Efforts by GM to cut costs by building more recent Saab models on GM platforms diluted the brand's cachet and an effort to sell Saab as Born from Jets fizzled.

GM is better off just clearing the decks and taking the pain now, said George Magliano, an auto analyst at IHS Global Insight. This was inevitable.

GM bought 50 percent of the Saab car operations in 1990 for about $700 million. It paid $125 million and assumed debt for the remainder of the unit in 2000.

TWO DOWN, ONE TO GO?

GM, which took $50 billion in U.S. government aid and emerged from a bankruptcy brokered by the Obama administration in July, had been counting on the sale of its laggard brands including Saab as a key element of its restructuring.

Under new Chief Executive Ed Whitacre, who took charge earlier this month, GM had set a deadline of end-December to find a buyer for Saab.

In order to maintain operations, Saab needed a quick resolution, Nick Reilly, GM's president for European operations said.

GM and Spyker both declined to detail the issues that had convinced both sides a deal could not be closed against the tight deadline.

Spyker last year sold 43 of its luxury cars at prices of 200,000 euros ($294,200) and above.
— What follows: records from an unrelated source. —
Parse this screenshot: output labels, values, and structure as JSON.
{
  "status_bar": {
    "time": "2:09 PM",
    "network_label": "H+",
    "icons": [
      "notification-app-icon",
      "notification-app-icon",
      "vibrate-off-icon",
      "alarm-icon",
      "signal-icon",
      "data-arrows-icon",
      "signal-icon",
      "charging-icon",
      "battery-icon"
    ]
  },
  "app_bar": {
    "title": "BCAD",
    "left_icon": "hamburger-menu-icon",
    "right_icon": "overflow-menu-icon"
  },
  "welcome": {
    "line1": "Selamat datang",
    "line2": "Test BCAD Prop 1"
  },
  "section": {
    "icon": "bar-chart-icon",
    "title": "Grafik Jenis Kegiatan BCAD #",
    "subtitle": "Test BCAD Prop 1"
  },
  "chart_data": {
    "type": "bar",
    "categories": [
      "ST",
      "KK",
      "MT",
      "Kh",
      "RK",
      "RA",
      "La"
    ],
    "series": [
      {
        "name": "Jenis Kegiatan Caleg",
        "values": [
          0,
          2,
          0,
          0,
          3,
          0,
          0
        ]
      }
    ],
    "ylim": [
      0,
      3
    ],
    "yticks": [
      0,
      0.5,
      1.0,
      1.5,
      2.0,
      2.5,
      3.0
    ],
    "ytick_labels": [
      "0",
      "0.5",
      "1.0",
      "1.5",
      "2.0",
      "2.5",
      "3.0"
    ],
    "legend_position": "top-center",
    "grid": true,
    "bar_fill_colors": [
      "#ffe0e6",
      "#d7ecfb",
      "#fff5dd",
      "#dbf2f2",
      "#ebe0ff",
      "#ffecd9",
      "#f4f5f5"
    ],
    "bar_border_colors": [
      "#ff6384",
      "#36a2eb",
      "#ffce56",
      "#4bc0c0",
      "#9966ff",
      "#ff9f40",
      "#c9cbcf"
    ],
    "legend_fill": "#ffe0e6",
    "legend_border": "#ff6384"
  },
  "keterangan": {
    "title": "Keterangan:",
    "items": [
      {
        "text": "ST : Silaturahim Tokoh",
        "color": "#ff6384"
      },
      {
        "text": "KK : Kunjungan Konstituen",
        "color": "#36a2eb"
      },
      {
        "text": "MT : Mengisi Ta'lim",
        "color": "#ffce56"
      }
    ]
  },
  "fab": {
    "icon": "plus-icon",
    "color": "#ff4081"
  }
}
Its primary backers include Russian banking tycoon Vladimir Antonov and his Convers Group.

The involvement of Antonov, who was reportedly shot seven times in an assassination attempt in Moscow in March, had raised questions for some people close to the GM side of negotiations about whether a deal could be closed.

A SECOND LIFE FOR THE BRAND?

Smith said GM would negotiate with Saab dealers to try to find a fair way of proceeding as it drops the brand.

Remaining U.S. dealers had signed termination agreements in June that gave GM the right to terminate their franchises unless a buyer for Saab could be found.

This is important for the Swedes and a big deal for the Saab dealers, but in the scale of life of General Motors, it is not a big thing, said David Cole, chairman of the Center for Automotive Research in Ann Arbor, Michigan.

GM had been in talks to sell Saab to niche luxury carmaker Koenigsegg, with the backing of China's BAIC until November.

Earlier this week, BAIC completed a deal to buy some assets from Saab, including the tooling and the intellectual property for older versions of the 9-5 and 9-3 sedans.

GM said it could sell other assets as part of the Saab wind-down, a prospect that analysts said raised the possibility that the brand could find a second life with a new buyer as Chinese automakers gird for expansion overseas.

I have a suspicion that Saab will be reincarnated in China, said Magliano of IHS Global Insight.

Saab marks the second failed deal for GM in recent months. GM failed to close a tentative deal to sell its Saturn brand in late September when Detroit-based dealership group Penske Automotive Group pulled out.

Then last month, GM's board shifted course on a planned sale of Opel, rejecting a deal that former Chief Executive Fritz Henderson had backed and helped broker.

A tentative deal to sell GM's Hummer SUV brand to a partnership led by Chinese machinery maker Sichuan Tengzhong Heavy Industrial Machinery has not yet closed and remains subject to review by the Chinese government.

U.S. sales of Saab through November were 7,812, and only 371 were sold in November.

For the full year 2008, U.S. Saab sales were 21,368 vehicles, and from 32,711 in 2007, according to GM.